Change Came and Went
George W. Bush did the only smart and compassionate thing during his "presidency": Staying off the campaign trail. However, he took all that back and then some by doing something breathtakingly bizarre, namely unmasking and unstrapping from his dolley the only other guy in the White House with even lower approval ratings than him.
Still, it's a marked contrast from 2006, when Bush joined the GOP on every stump in the land and essentially poisoned the well, salted the crops and put a pox on the livestock.
Nowadays, if Bush was running for re-election, there would still be the usual diehard deadenders who'd support him but many of even them would probably put his campaign signs in their back yards.
Even though there's no poll to prove this, it's fair to say, when one looks at Bush's latest approval ratings and McCain's last push polls, that McCain has almost twice the supporters as Bush would get were he running for a legitimate third term.
This, of course, beggars the inevitable question: Why???
Does it really come down to something as simple as plain stupidity and gullibility on the part of Republican voters? Voters who sincerely believe the tragically clueless, corporately-backed and lobbyist-infested McCain campaign represents a clear departure from the last eight years?
McCain long ago had already begun to uncomfortably resemble so many elderly placeholders that we've seen over the last two years. From Robert Gates to Michael B. Mukasey, it was obvious to us that Bush realized he'd squandered whatever political capital he'd had left and didn't have a taste for the same tug of wars he'd successfully waged against Congress in his first term.
And, after thoroughly rogering McCain in South Carolina in 2000, it's obvious that he's giving us yet another washed-up placeholder in John McCain. The Rude Pundit would call it sloppy seconds.

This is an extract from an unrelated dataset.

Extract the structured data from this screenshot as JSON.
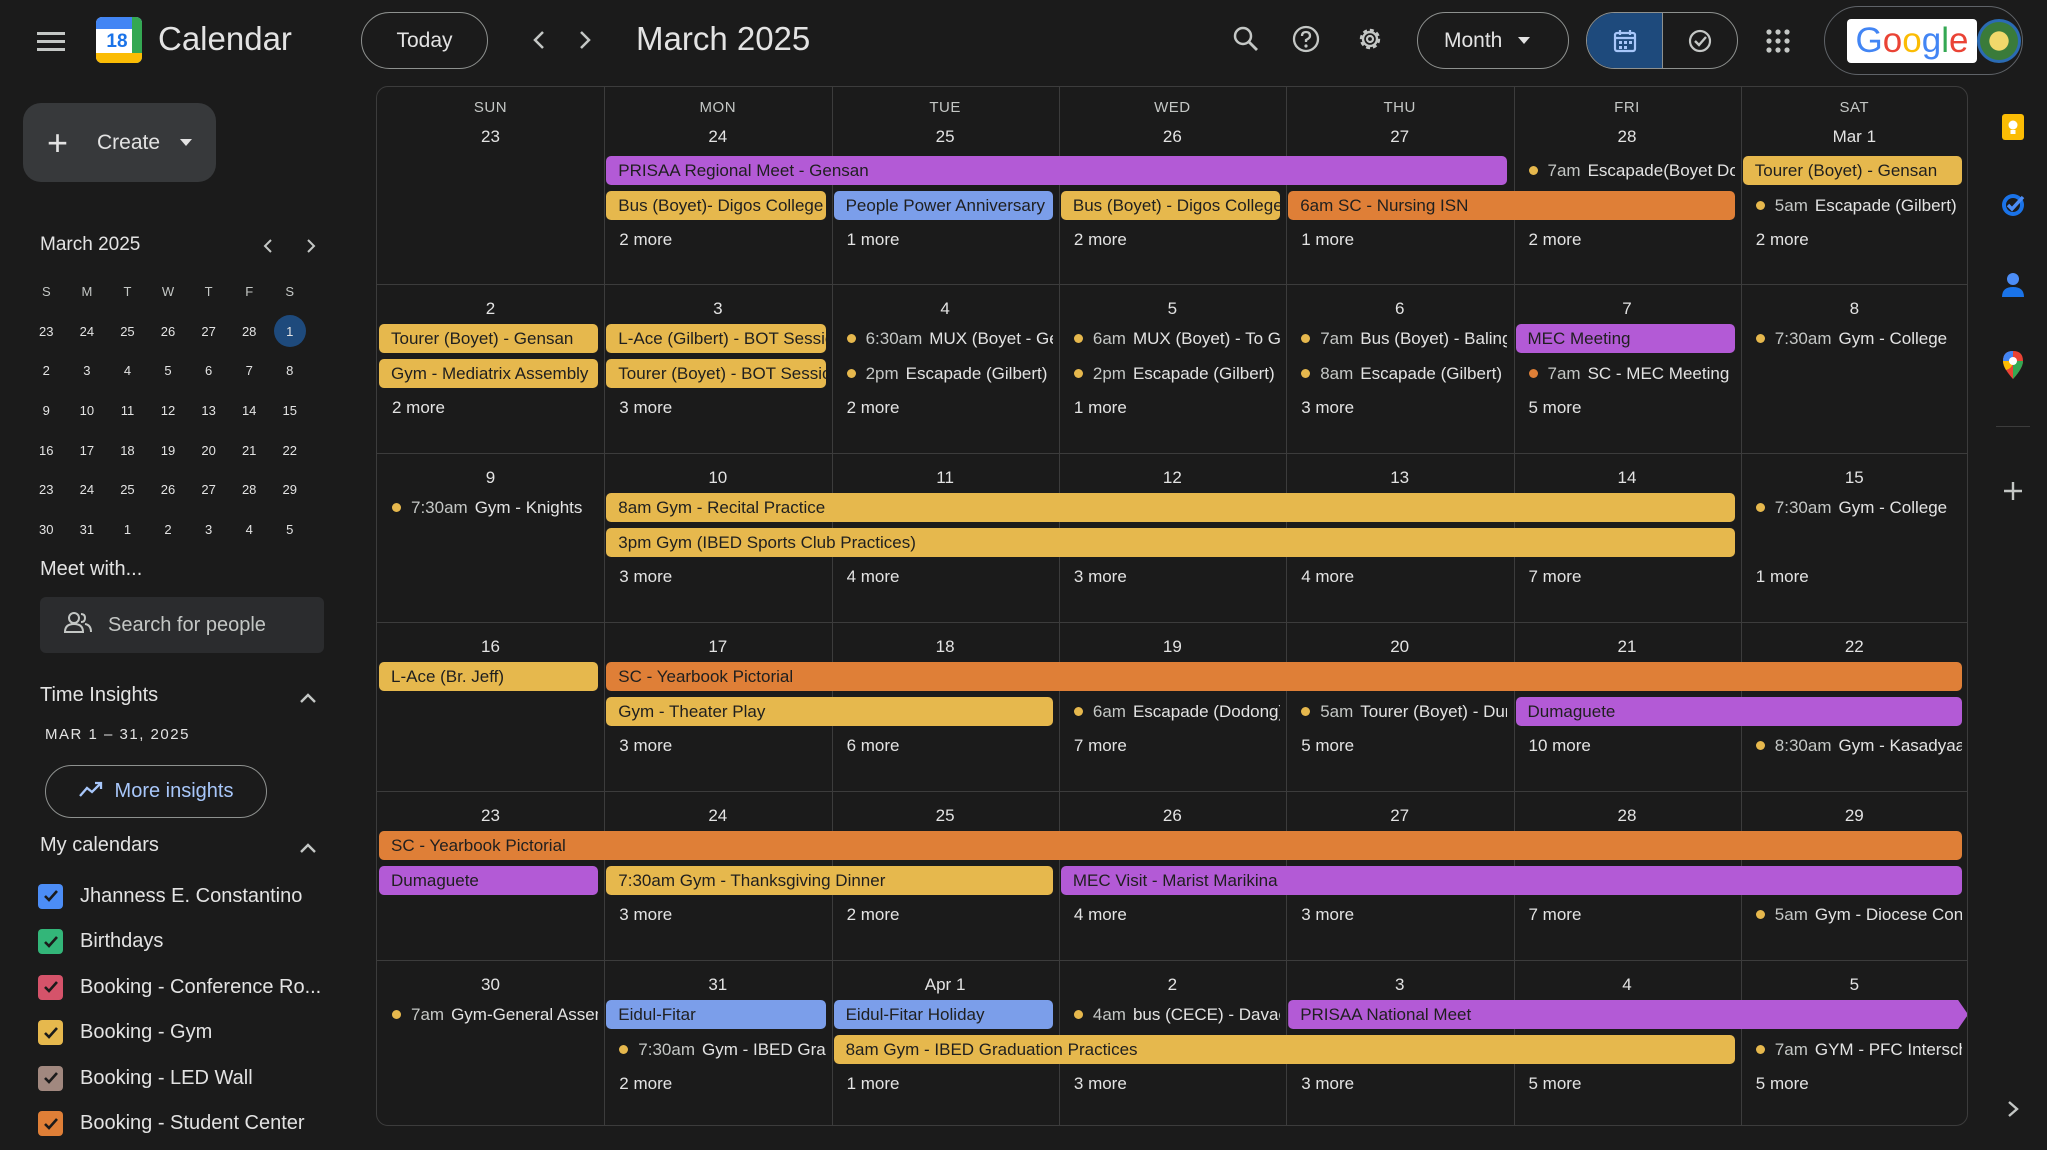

Yet Middle America continues voting against their interests even though McCain's tax cut would largely pass them right by, even while McCain would taketh that away by taxing their health care benefits, even while McCain would taketh away more of their loved ones in an ill-advised war against Iran or Russia, or Persia or Prussia or Gaul or whatever McCain calls countries that don't agree with us.
I am at a loss to explain how one of the best-educated industrialized nations on earth can harbor so many stupid and gullible people who dependably vote against their interests even when offered the most astoundingly unsuited presidential candidate to totter down the Beltway in this generation.
Indeed, it can be said that the McCain and Obama campaigns further divided us even more than did the Bush campaigns, an election cycle that showed America at its best and its worst.
Hillary Clinton, in her concession speech this summer, famously spoke of her candidacy producing "18,000,000 cracks in the glass ceiling" as regards political opportunities for women.
John McCain stands to put at least 50,000,000 cracks into the bellwether that tells us that a black man can get in the Oval Office based on merit.
2 Comments:
I think the basic flaw in your argument is assuming we're "one of the best-educated industrialized nations on earth." That was true till the early seventies when higher education could still be had simply for the price of the course book list.
Washington very "wisely" put an educated populace, who finally began to connect the dots, in check simply by pricing higher ed out of the common man's reach- and dumbing down and ravaging the very basics that got you there.
For the past 35 years we've all (re)learned to worship not the best or the smartest, but the loudest and gaudiest, short term high over long term wisdom. That's the legacy of ignorance we've been left to swim in for the past 35 years, as we drag our sorry, tired asses back from jobs that may not be there tomorrow and can't even pay for today.
I love America but it's not tops at anything except drug use and imprisonment. Not facing facts doesn't help.